Im Multiplattformgeschäft muss die Antenne billiger werden
Bei der Frage um eine UKW-Abschaltung zugunsten von DAB+ geht es im Kern um die Frage, ob es in Zukunft den Kanal zur Distribution des klassischen Rundfunks überhaupt noch geben muss. Jede Verbreitungsplattform muss sich das Radio etwas kosten lassen. Kein einzelner Verbreitungskanal wird in Zukunft je wieder so stark sein wie UKW heute. Wenn man den Antennenempfang erhalten will, wird man sich nicht zwei Systeme nebeneinander leisten wollen. Sich mit DAB+ für die kostengünstigere und leistungsfähigere terrestrische Verbreitungslösung zu entscheiden, muss deshalb längst kein strategischer Fehlgriff sein. Das gilt umso mehr, je stärker das Internet als Verbreitungsweg künftig an Bedeutung gewinnt.

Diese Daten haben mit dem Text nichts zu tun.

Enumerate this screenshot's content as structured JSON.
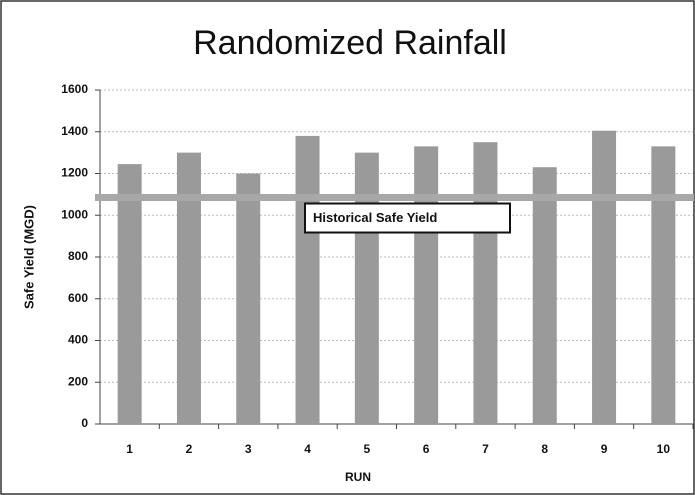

Dass der VPRT, der zahlreiche Privatradios vertritt, die Diskussion um einen UKW-Abschalttermin weiterhin zurückweist, obwohl man vor einem Jahr erklärte, dass ab einer Haushaltsdurchdringung von 6 Millionen DAB+-Empfängern das Digitalradio als marktrelevanter Vertriebsweg gelten darf, muss nicht weiter verwundern. Man hat sich ausgerechnet, dass UKW noch lange genug Geld verdient, bis eine mobile und stationäre Radiovollversorgung via Internet erreicht werden kann.
Für die besten Hits reicht UKW allemal
Die Märkte und Hörgewohnheiten ändern sich in rasantem Tempo. Wer das Radio über IP-Netze wirklich pushen will – und DAB+ eine Absage erteilt – sollte zur Kenntnis nehmen, dass Deezer, Soundcloud und Spotify genau jene Produkte bieten, die man selbst hätte entwickeln müssen. Leider aber war mit der eigenen Radio-App die Innovationskraft schon erschöpft. Es wäre längst an der Zeit gewesen, die Stärken des klassischen Radios zu betonen. Das Wort, die Lotsenfunktion, das Lean-Back und die Überraschung. Für das Formatradio der besten Hits und dümmsten Kicks braucht man bis 2025 in Wahrheit weder den Mobilfunk noch DAB+. UKW dudelt im AC-Format mit und ohne Digitalradio auf sein Altenteil zu.
Empfang von DLF- und Dradio bleibt lückenhaft
Es ist der Deutschlandfunk und das Deutschlandradio, die derzeit am stärksten unter dieser Hängepartie leiden. Einen bundesweiten UKW-Empfang der beiden nationalen Radioprogramme wird es nicht geben. Einen flächendeckenden DAB+-Empfang gibt es heute ebenso wenig. Für die Digitalradio-Vorrangpolitik muss man im Gegenzug die Lang- und Mittelwellensender schneller einsparen, als die Empfangslücken digital geschlossen werden könnten.